So because the Big Slow was stupid enough to add a conference game to the schedule everyone else should too? Was adding a 9th conference game required by the NCAA or did the Big Slow add it on their own?


Is the NCAA preventing the Big Slow from doing scheduling that benefits their programs or is it the Big Slow doing it to themselves?


Why should any conference do something that doesn't benefit it's member schools simply because another conference was stupid enough to do it first?

They added it to get the bump up in pay from FOX who was sucking hind teat on content! I'm sure ESPN chunked some extra change in the hat as well.

So perhaps they should direct their complaints towards their media partners.

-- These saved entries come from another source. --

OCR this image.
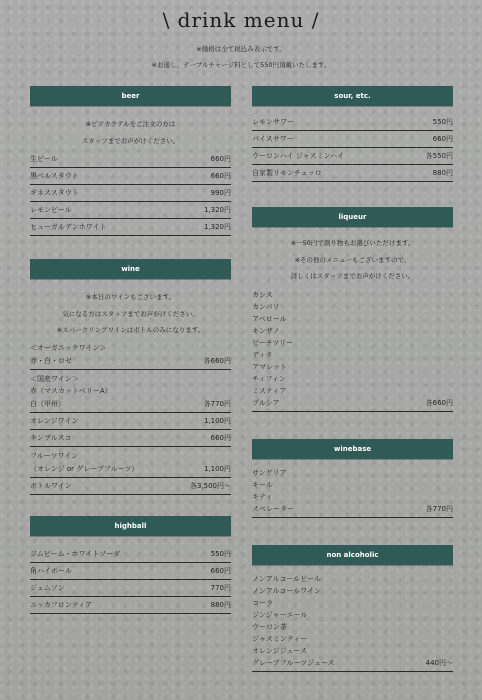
\ drink menu /
※価格は全て税込み表示です。
※お通し、テーブルチャージ料として550円頂戴いたします。
beer
※ビアカクテルをご注文の方は
スタッフまでお声がけください。
生ビール	660円
黒ベルスタウト	660円
ギネススタウト	990円
レモンビール	1,320円
ヒューガルデンホワイト	1,320円
wine
※本日のワインもございます。
気になる方はスタッフまでお声がけください。
※スパークリングワインはボトルのみになります。
＜オーガニックワイン＞
赤・白・ロゼ	各660円
＜国産ワイン＞
赤（マスカットベリーA）
白（甲州）	各770円
オレンジワイン	1,100円
キンブルスコ	660円
フルーツワイン
（オレンジ or グレープフルーツ）	1,100円
ボトルワイン	各3,500円〜
highball
ジムビーム・ホワイトソーダ	550円
角ハイボール	660円
ジェムソン	770円
ニッカフロンティア	880円
sour, etc.
レモンサワー	550円
パイスサワー	660円
ウーロンハイ ジャスミンハイ	各550円
自家製リモンチェッロ	880円
liqueur
※一50円で割り物もお選びいただけます。
※その他のメニューもございますので、
詳しくはスタッフまでお声がけください。
カシス
カンパリ
アペロール
キンザノ
ピーチツリー
ディタ
アマレット
チィフィン
ミスティア
プルシア	各660円
winebase
サングリア
キール
キティ
スペレーター	各770円
non alcoholic
ノンアルコールビール
ノンアルコールワイン
コーラ
ジンジャーエール
ウーロン茶
ジャスミンティー
オレンジジュース
グレープフルーツジュース	440円〜
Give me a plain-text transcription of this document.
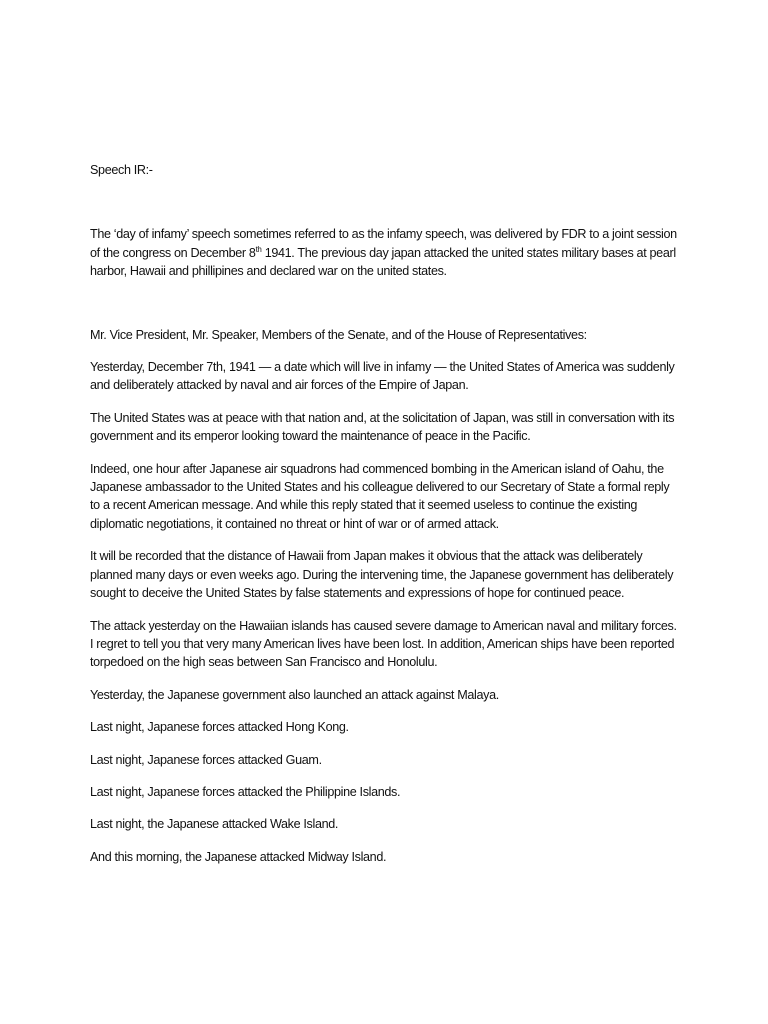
Speech IR:-

The ‘day of infamy’ speech sometimes referred to as the infamy speech, was delivered by FDR to a joint session of the congress on December 8th 1941. The previous day japan attacked the united states military bases at pearl harbor, Hawaii and phillipines and declared war on the united states.

Mr. Vice President, Mr. Speaker, Members of the Senate, and of the House of Representatives:

Yesterday, December 7th, 1941 — a date which will live in infamy — the United States of America was suddenly and deliberately attacked by naval and air forces of the Empire of Japan.

The United States was at peace with that nation and, at the solicitation of Japan, was still in conversation with its government and its emperor looking toward the maintenance of peace in the Pacific.

Indeed, one hour after Japanese air squadrons had commenced bombing in the American island of Oahu, the Japanese ambassador to the United States and his colleague delivered to our Secretary of State a formal reply to a recent American message. And while this reply stated that it seemed useless to continue the existing diplomatic negotiations, it contained no threat or hint of war or of armed attack.

It will be recorded that the distance of Hawaii from Japan makes it obvious that the attack was deliberately planned many days or even weeks ago. During the intervening time, the Japanese government has deliberately sought to deceive the United States by false statements and expressions of hope for continued peace.

The attack yesterday on the Hawaiian islands has caused severe damage to American naval and military forces. I regret to tell you that very many American lives have been lost. In addition, American ships have been reported torpedoed on the high seas between San Francisco and Honolulu.

Yesterday, the Japanese government also launched an attack against Malaya.

Last night, Japanese forces attacked Hong Kong.

Last night, Japanese forces attacked Guam.

Last night, Japanese forces attacked the Philippine Islands.

Last night, the Japanese attacked Wake Island.

And this morning, the Japanese attacked Midway Island.
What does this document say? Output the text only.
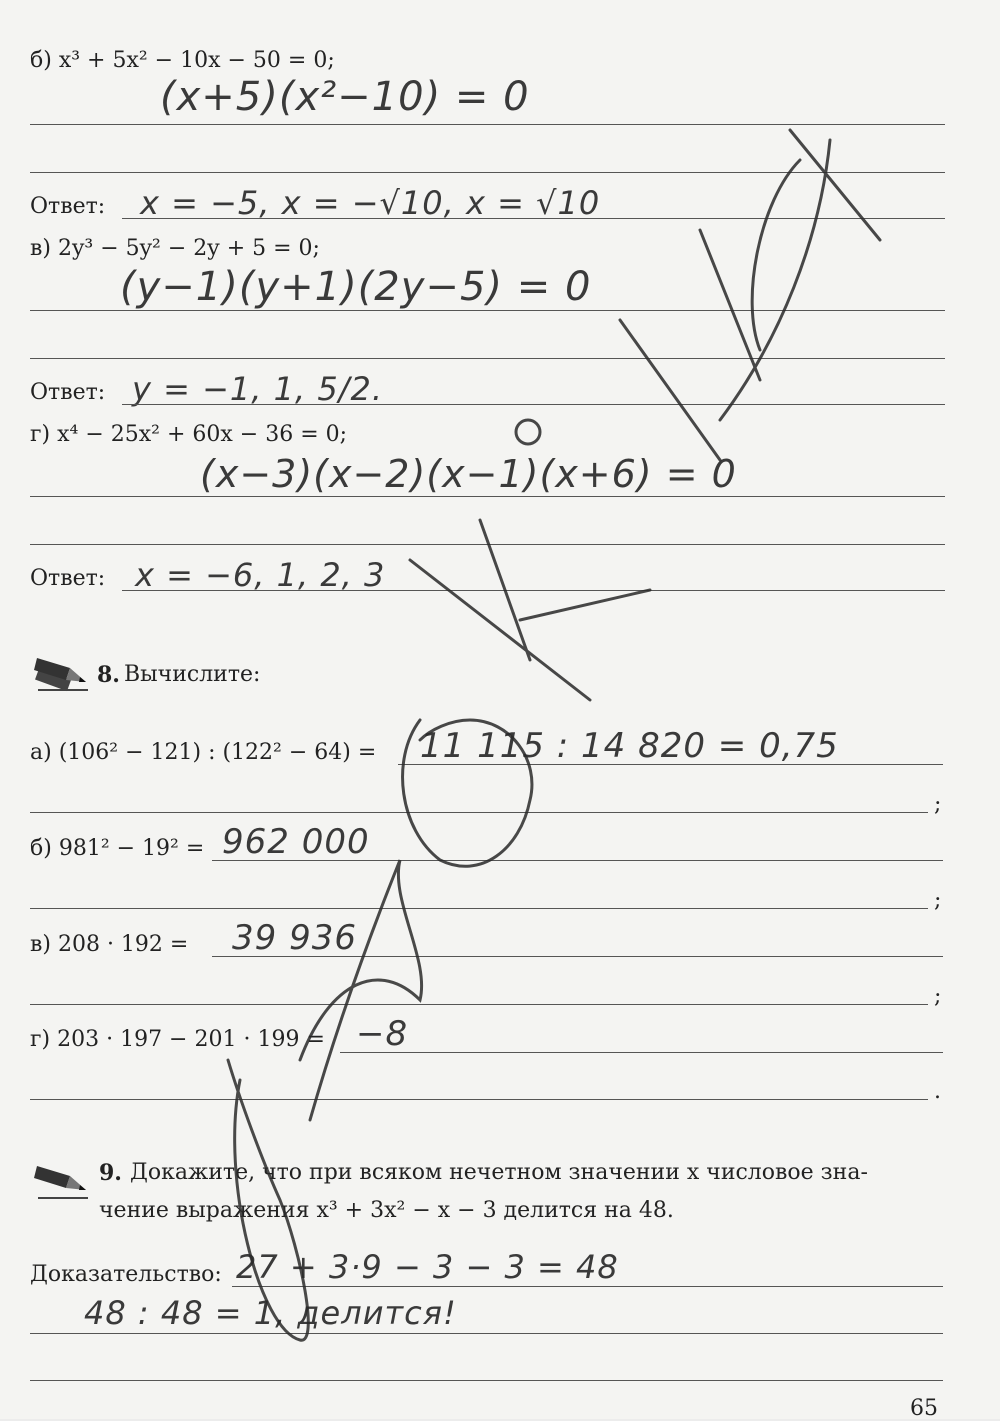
б) x³ + 5x² − 10x − 50 = 0;
(x+5)(x²−10) = 0
Ответ: x = −5, x = −√10, x = √10
в) 2y³ − 5y² − 2y + 5 = 0;
(y−1)(y+1)(2y−5) = 0
Ответ: y = −1, 1, 5/2.
г) x⁴ − 25x² + 60x − 36 = 0;
(x−3)(x−2)(x−1)(x+6) = 0
Ответ: x = −6, 1, 2, 3
8. Вычислите:
а) (106² − 121) : (122² − 64) = 11 115 : 14 820 = 0,75
;
б) 981² − 19² = 962 000
;
в) 208 · 192 = 39 936
;
г) 203 · 197 − 201 · 199 = −8
.
9. Докажите, что при всяком нечетном значении x числовое зна-
чение выражения x³ + 3x² − x − 3 делится на 48.
Доказательство: 27 + 3·9 − 3 − 3 = 48
48 : 48 = 1, делится!
65
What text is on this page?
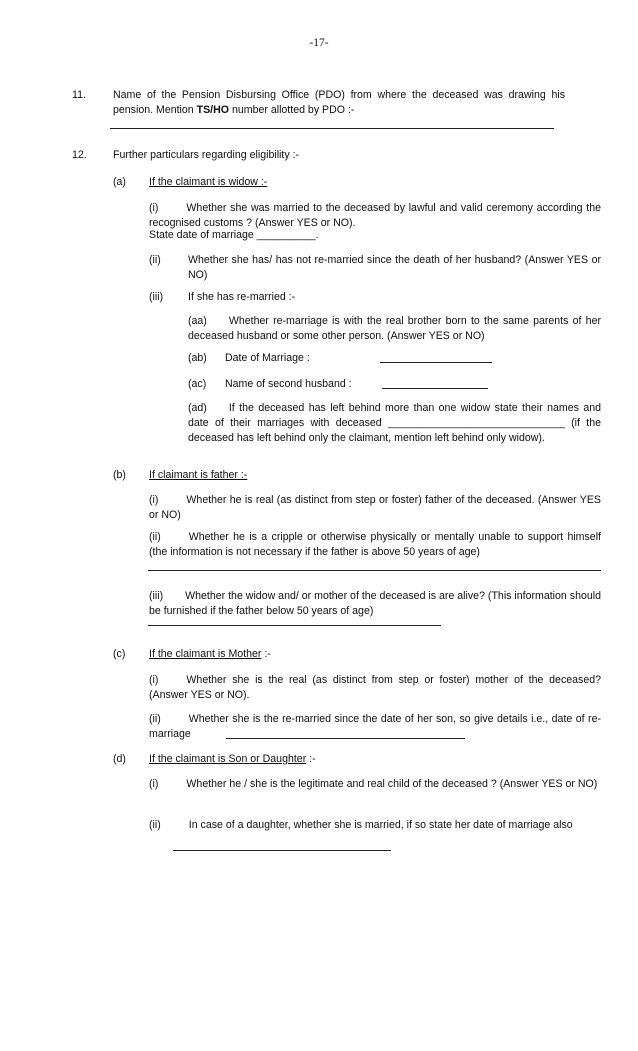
-17-
11.	Name of the Pension Disbursing Office (PDO) from where the deceased was drawing his pension. Mention TS/HO number allotted by PDO :-
12. Further particulars regarding eligibility :-
(a) If the claimant is widow :-
(i)	Whether she was married to the deceased by lawful and valid ceremony according the recognised customs ? (Answer YES or NO).
State date of marriage __________.
(ii)	Whether she has/ has not re-married since the death of her husband? (Answer YES or NO)
(iii) If she has re-married :-
(aa) Whether re-marriage is with the real brother born to the same parents of her deceased husband or some other person. (Answer YES or NO)
(ab) Date of Marriage :
(ac) Name of second husband :
(ad) If the deceased has left behind more than one widow state their names and date of their marriages with deceased ______________________________ (if the deceased has left behind only the claimant, mention left behind only widow).
(b) If claimant is father :-
(i)	Whether he is real (as distinct from step or foster) father of the deceased. (Answer YES or NO)
(ii)	Whether he is a cripple or otherwise physically or mentally unable to support himself (the information is not necessary if the father is above 50 years of age)
(iii) Whether the widow and/ or mother of the deceased is are alive? (This information should be furnished if the father below 50 years of age)
(c) If the claimant is Mother :-
(i)	Whether she is the real (as distinct from step or foster) mother of the deceased? (Answer YES or NO).
(ii)	Whether she is the re-married since the date of her son, so give details i.e., date of re-marriage
(d) If the claimant is Son or Daughter :-
(i)	Whether he / she is the legitimate and real child of the deceased ? (Answer YES or NO)
(ii)	In case of a daughter, whether she is married, if so state her date of marriage also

I know the impact of money. No debate there. Maybe the SEC will pony up in 2023 or something to get more SEC games for the ESPN/CBS deals. Or maybe they'll enjoy the easy road to the playoffs.

The CFP standards for selection...
--conference championships
--strength of schedule
--head-to-head
--opponents' results

They are ignoring those though. Instead, they rely on the "eye ball" test (which is merely a survey of past recruiting rankings and NFL draft lists) and the almighty "0 or 1" in the loss column.

The Big Ten and Pac-12 heard the CFP's supposed standards and stepped up (and yes, they made more money too). But the CFP committee gave Bama a pass this year. (And they cashed it in BIG TIME! Kudos for them! Jeers for the CFP!)

those aren't the standards. Those are in play when teams are close. That's the thing that folks like you want to completely overlook. By giving up 55 to Iowa, things weren't close.